Мы смотрим друг на друга достаточно долго, чтобы напрячь всю остальную семью настолько, чтобы Марина не выдержала. Она подходит ко мне и кладет руку на плечо, слегка его сжимая, пытаясь так нажать на мой внутренний стоп, но отец лишь усмехается.

— Ненавидишь меня?

— Ты себе не представляешь насколько.

— Представляю, — тихо отвечает, снова отводит взгляд, а потом осушает свой стакан и хмурит брови, — Чтобы ты не задумал сделать, в этом нет нужды. Поговорим. В последний раз.

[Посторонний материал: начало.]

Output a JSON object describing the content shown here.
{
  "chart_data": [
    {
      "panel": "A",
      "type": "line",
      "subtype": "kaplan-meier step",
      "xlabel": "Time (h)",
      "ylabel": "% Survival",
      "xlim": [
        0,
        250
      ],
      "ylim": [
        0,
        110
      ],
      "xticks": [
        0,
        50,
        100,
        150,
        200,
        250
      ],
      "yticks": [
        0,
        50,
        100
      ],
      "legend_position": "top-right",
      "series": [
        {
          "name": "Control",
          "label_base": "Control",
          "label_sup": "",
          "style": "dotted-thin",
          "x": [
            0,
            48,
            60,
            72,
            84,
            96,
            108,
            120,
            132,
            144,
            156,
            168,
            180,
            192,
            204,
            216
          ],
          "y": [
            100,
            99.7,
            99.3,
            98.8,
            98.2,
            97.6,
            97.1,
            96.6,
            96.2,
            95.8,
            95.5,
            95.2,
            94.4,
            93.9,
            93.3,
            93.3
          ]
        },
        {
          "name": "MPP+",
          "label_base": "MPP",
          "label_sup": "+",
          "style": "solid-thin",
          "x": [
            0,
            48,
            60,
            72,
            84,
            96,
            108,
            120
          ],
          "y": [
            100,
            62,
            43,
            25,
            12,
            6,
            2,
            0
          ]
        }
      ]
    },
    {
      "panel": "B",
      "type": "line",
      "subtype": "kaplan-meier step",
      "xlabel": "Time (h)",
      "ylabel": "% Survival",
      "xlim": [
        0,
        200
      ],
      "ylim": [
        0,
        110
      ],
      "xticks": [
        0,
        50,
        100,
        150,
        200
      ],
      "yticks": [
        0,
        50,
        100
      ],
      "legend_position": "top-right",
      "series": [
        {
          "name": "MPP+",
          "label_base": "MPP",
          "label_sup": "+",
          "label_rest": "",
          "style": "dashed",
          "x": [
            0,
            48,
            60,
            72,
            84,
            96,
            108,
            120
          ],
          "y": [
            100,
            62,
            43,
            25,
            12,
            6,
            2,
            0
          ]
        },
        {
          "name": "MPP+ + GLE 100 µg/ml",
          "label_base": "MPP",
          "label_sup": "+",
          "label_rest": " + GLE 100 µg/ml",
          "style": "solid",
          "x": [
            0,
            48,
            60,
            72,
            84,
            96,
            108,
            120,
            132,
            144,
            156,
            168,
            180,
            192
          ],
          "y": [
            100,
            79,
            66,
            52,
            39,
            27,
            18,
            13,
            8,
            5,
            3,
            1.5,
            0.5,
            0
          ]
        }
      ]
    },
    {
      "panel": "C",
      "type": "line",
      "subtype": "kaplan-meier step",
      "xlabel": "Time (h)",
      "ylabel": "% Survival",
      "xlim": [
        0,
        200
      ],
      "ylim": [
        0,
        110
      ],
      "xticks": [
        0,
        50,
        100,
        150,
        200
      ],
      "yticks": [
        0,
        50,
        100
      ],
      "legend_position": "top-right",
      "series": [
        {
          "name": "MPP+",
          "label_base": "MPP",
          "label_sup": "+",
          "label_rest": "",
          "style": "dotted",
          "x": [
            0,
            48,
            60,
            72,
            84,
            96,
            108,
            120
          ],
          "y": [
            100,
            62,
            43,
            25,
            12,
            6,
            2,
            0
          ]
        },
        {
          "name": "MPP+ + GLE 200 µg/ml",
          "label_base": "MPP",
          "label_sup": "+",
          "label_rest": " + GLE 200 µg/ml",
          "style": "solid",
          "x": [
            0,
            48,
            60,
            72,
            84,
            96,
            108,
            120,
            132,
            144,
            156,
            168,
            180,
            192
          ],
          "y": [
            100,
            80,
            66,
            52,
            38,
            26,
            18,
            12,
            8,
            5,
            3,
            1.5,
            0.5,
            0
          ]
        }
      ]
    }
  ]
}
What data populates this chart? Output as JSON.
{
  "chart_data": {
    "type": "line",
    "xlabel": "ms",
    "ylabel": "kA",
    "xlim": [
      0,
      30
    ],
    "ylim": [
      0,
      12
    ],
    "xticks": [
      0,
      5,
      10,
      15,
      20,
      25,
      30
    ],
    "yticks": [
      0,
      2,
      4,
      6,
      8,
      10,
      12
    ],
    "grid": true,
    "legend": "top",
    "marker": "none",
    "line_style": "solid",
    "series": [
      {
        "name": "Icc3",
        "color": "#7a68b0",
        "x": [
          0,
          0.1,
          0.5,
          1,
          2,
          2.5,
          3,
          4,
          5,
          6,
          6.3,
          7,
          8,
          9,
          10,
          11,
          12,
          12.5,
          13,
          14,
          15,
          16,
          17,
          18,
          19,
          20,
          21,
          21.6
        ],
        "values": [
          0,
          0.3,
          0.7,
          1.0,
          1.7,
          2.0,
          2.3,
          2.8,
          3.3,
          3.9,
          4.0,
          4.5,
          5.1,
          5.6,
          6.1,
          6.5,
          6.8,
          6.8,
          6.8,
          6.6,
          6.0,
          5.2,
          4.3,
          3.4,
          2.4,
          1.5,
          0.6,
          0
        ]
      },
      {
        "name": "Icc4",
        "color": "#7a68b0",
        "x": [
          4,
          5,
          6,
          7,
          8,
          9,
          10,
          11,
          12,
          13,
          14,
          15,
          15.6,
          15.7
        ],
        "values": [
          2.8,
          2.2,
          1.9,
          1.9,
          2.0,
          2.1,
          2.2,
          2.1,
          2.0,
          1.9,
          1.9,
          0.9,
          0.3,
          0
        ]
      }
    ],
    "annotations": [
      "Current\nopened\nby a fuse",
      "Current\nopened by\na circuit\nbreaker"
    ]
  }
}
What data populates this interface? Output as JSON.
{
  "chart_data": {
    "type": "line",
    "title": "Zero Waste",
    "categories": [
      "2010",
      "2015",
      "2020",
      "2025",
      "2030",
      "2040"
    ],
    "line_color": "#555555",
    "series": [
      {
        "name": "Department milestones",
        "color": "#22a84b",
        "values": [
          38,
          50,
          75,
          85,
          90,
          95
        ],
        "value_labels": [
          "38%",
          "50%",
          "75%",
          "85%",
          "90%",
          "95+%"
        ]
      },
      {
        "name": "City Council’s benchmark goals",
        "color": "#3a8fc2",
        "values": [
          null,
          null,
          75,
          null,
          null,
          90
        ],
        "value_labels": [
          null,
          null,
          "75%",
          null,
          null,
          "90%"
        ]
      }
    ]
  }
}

— Собираешься на тот свет?

— А ты будешь скучать?

— Нет, — холодно отвечаю, на что он снова улыбается и пару раз кивает.

— Садитесь. Все. И ты, Лили, тоже. У нас впереди долгая ночь и нам о многом нужно поговорить.

7. Спокойная ночь

Я ждал это время, и вот это время пришло,

Те, кто молчал, перестали молчать.

Те, кому нечего ждать, садятся в седло,

Их не догнать, уже не догнать.

Тем, кто ложится спать —

Спокойного сна.

Кино — Спокойная ночь


Пока вся семья рассаживается по местам, отец приглушает звук на своем ноутбуке, но не выключает музыку. Она горит где-то на заднем фоне, и это группа «Кино». Забавно вообще, что он ее знает. Нет, конечно не это забавно, а то, что она звучит в сердце этого дома, которое он для себя определил. Ему ведь здесь нет ничего дороже его кабинета, что сейчас наполняется голосом революционера. Стихами, его мыслями, чувствами. Для блюстителя порядка и правил, это очень неожиданный выбор аккомпанемента.

Краем глаза вижу, что Лекс сверлит меня взглядом, и хмурюсь. Чего он хочет? Ах да, понял. Я веду себя слишком расхлябанно, заставляю нервничать семью, брат мне это и пытается донести своим суровым вниманием, слегка мотает головой, даже одними губами говорит: «остановись». Я в ответ на это усмехаюсь, опуская глаза на свои руки. Слышу звон стекла — отец наполняет еще один стакан виски, смакует его пару долгих, молчаливых мгновений. Никто не смеет перебить данное лицедейство, да и зачем? Всем нам прекрасно известно, что после драматичной паузы польется дерьмо, как из рога изобилия, и оно попадет на каждого. В этих стенах чистым остаться очень и очень сложно, особенно, если каждый разговор с родителем заканчивается так, как наш: в случае меня, Миши и Лекса коробкой распечатанных свиздюлей, в случае девочек тазом слез.

— Когда я был молодым, обожал Цоя.

Неожиданное начало в квадрате. Я поднимаю взгляд вместе с бровями, но отец, сложа ноги на столе, даже не думает поворачиваться. Он держит стакан с виски у лица и странно улыбается. Для меня вообще странно видеть его улыбку, но сейчас она сама по себе необычная, даже для нормального человека. Какая-то слишком уж болезненная…

— …Это был чудесный вечер. Восемьдесят шестой год, Киров, начало зимы…у вашей мамы молния заела на сапогах, а я старался ее починить, не смотря на то, что пальцы все аж онемели от холода…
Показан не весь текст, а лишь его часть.